The USD/INR currency pair is expected to trade around the 64.00 mark, holding on to a support of 63.5 for now after the country’s economic growth unexpectedly slowed to 5.7 percent y/y in the April-June quarter, the slowest pace since Q1 2014, Scotiabank reported.
Exports advanced 1.2 percent y/y in real terms in the period, contributing 0.25 percentage points only to the nation’s real GDP expansion. Meanwhile, the contribution from private consumption came in at 3.56 percentage points, according to data from Ministry of Statistics and Programme Implementation. India’s slower economic growth has raised market hopes for further monetary easing.
The nation sold INR49.10 billion of government debt quota to FIIs on Monday, compared to INR66.63 billion of total bids received. Indian companies have lined up IPOs worth INR200 billion in the coming months to fund their business expansion and meet working capital requirements. Thus, foreign investors will pour funds into local bond and equity markets again, bolstering the INR given the nation’s solid fundamentals and the prospect of further reforms.

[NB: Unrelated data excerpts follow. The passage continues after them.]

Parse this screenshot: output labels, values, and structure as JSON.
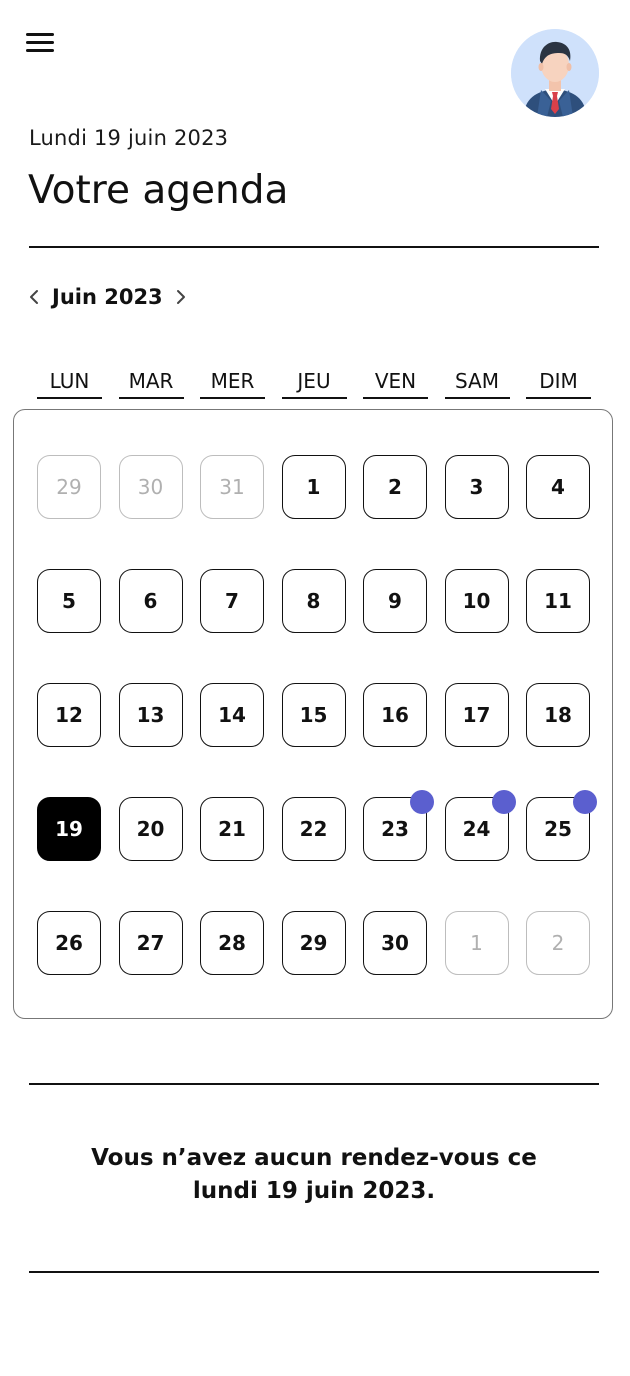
{
  "header": {
    "menu_icon": "hamburger-menu-icon",
    "avatar_icon": "user-avatar-icon",
    "date_subtitle": "Lundi 19 juin 2023",
    "title": "Votre agenda"
  },
  "calendar": {
    "prev_icon": "chevron-left-icon",
    "next_icon": "chevron-right-icon",
    "month_label": "Juin 2023",
    "weekdays": [
      "LUN",
      "MAR",
      "MER",
      "JEU",
      "VEN",
      "SAM",
      "DIM"
    ],
    "weeks": [
      [
        {
          "label": "29",
          "state": "muted"
        },
        {
          "label": "30",
          "state": "muted"
        },
        {
          "label": "31",
          "state": "muted"
        },
        {
          "label": "1",
          "state": "normal"
        },
        {
          "label": "2",
          "state": "normal"
        },
        {
          "label": "3",
          "state": "normal"
        },
        {
          "label": "4",
          "state": "normal"
        }
      ],
      [
        {
          "label": "5",
          "state": "normal"
        },
        {
          "label": "6",
          "state": "normal"
        },
        {
          "label": "7",
          "state": "normal"
        },
        {
          "label": "8",
          "state": "normal"
        },
        {
          "label": "9",
          "state": "normal"
        },
        {
          "label": "10",
          "state": "normal"
        },
        {
          "label": "11",
          "state": "normal"
        }
      ],
      [
        {
          "label": "12",
          "state": "normal"
        },
        {
          "label": "13",
          "state": "normal"
        },
        {
          "label": "14",
          "state": "normal"
        },
        {
          "label": "15",
          "state": "normal"
        },
        {
          "label": "16",
          "state": "normal"
        },
        {
          "label": "17",
          "state": "normal"
        },
        {
          "label": "18",
          "state": "normal"
        }
      ],
      [
        {
          "label": "19",
          "state": "selected"
        },
        {
          "label": "20",
          "state": "normal"
        },
        {
          "label": "21",
          "state": "normal"
        },
        {
          "label": "22",
          "state": "normal"
        },
        {
          "label": "23",
          "state": "normal",
          "has_event": true
        },
        {
          "label": "24",
          "state": "normal",
          "has_event": true
        },
        {
          "label": "25",
          "state": "normal",
          "has_event": true
        }
      ],
      [
        {
          "label": "26",
          "state": "normal"
        },
        {
          "label": "27",
          "state": "normal"
        },
        {
          "label": "28",
          "state": "normal"
        },
        {
          "label": "29",
          "state": "normal"
        },
        {
          "label": "30",
          "state": "normal"
        },
        {
          "label": "1",
          "state": "muted"
        },
        {
          "label": "2",
          "state": "muted"
        }
      ]
    ]
  },
  "appointments": {
    "empty_message_line1": "Vous n’avez aucun rendez-vous ce",
    "empty_message_line2": "lundi 19 juin 2023."
  },
  "colors": {
    "event_dot": "#5b5fcf",
    "selected_day_bg": "#000000",
    "avatar_bg": "#cfe1fb"
  }
}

In the meantime, an excessive strength of the INR is not favorable, even though the country doesn't rely on an export-driven growth strategy. The government will need to shore up exports to regain the crown of the fastest growing major economy in the world since the GST rollout from July 1, 2017, may weigh on private consumption. It comes as no surprise that India’s foreign reserves rose to a record high of USD394.55 billion as of August 25.